10eThe ecosystem is the release
A checkpoint on Hugging Face is a file. A model you can serve, tune, and render anywhere is a product. The release note spends real ink on the difference.
Weights: Hugging Face at thinkingmachines/inkling, including an NVFP4 checkpoint (Chapter 1's memory arithmetic made that one predictable).
Fine-tuning:Tinker, with 64K and 256K context options, native Inkling support, an updated cookbook with three new audio-focused recipes (Chapter 8's uniform stream cashing in), and 50% launch pricing; the Inkling Playground chat is free for a limited period.
Hosted inference: TogetherAI, Fireworks, Modal, Databricks, Baseten at launch.

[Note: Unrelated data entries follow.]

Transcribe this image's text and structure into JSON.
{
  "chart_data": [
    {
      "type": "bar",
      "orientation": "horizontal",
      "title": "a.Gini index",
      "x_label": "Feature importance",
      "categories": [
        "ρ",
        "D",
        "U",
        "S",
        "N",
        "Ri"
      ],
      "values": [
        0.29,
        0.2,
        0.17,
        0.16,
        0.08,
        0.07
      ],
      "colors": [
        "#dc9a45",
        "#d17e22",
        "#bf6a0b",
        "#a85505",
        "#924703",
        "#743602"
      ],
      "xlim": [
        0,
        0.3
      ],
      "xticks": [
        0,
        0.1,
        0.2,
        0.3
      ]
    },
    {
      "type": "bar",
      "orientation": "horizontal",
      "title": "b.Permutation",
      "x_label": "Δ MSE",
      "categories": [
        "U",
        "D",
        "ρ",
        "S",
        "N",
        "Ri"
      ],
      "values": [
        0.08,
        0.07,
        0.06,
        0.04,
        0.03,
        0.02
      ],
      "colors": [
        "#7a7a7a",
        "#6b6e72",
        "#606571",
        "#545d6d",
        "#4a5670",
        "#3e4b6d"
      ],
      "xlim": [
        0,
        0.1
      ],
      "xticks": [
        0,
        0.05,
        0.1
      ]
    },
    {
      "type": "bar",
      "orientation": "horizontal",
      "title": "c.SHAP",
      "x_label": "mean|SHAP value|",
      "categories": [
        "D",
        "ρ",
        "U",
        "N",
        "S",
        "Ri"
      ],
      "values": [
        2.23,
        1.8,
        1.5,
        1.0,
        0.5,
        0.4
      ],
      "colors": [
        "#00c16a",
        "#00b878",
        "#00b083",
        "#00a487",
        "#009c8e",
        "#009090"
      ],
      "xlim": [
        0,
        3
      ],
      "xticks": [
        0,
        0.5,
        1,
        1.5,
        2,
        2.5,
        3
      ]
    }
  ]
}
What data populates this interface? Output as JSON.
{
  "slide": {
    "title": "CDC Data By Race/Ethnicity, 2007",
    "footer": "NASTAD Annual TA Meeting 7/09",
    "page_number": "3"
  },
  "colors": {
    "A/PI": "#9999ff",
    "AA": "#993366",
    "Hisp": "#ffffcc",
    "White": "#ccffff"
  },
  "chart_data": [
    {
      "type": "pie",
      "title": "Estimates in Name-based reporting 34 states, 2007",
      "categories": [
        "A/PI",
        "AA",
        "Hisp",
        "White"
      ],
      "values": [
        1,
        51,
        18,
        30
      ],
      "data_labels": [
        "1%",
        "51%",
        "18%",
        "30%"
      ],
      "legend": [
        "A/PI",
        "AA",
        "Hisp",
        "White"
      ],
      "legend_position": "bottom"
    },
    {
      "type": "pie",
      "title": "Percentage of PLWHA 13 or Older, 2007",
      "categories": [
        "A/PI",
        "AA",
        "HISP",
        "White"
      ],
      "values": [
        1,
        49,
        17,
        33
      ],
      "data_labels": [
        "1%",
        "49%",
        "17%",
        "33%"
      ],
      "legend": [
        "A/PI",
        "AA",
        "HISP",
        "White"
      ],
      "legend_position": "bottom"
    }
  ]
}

Open-source serving: SGLang (RadixArk), Miles, vLLM (Inferact), TokenSpeed (Lightseek), llama.cpp (Unsloth) — the full spectrum from datacenter to laptop.
Tooling:tml-renderers, a library for "reliably sampling and post-training with tool calls, reasoning content, and multimodal inputs" — the unglamorous layer where fine-tuning projects actually die, shipped as part of the release.
Every chapter of this lesson reappears in that list as a business decision: sparsity is the serving bill (Ch 1–2), the effort dial is the reasoning bill (Ch 6), calibration is trustworthiness-as-spec (Ch 9), the self-fine-tuning demo is the Tinker pitch (Ch 7), and the release note itself — the most technically forthcoming of any frontier-adjacent lab this year — is the documentation a base needs and a leaderboard model doesn't. Thinking Machines calls Inkling "the first release in a model family we will continue to build on." The family, on this evidence, has a very consistent character.
Why the dual grader works — grader design, reward hacking, and eval hygiene.
And the primary sources: the Inkling release note itself; Shaw et al. 2018 and Huang et al. 2018 for relative positions; Touvron et al. 2022 for hMLP stems; Bai et al. 2024 for dMel; the DeepSeek-V3 report for the routing lineage; Kosson et al. 2023 and Defazio 2025 for the weight-decay dynamics.
The whole lesson in four sentences. Inkling separates capacity from compute (MoE with honest routing), trains the separation with matrix-aware optimization (Muon), spends its post-training budget on graded practice rather than imitation (30M rollouts), and exposes the results as dials and warranties — effort, calibration, openness — instead of leaderboard points. Every part serves the same sentence: be the best model to build on, not the best model on the board. Whether that bet wins is a market question, not a benchmark question. But you can now read every number in the release and know exactly which part of the bet it is measuring.
"What I cannot create, I do not understand." — the four labs in this lesson exist because of that sentence. If you ran them, you didn't just read about Inkling; you rebuilt its load-bearing ideas with your own hands. That was the point.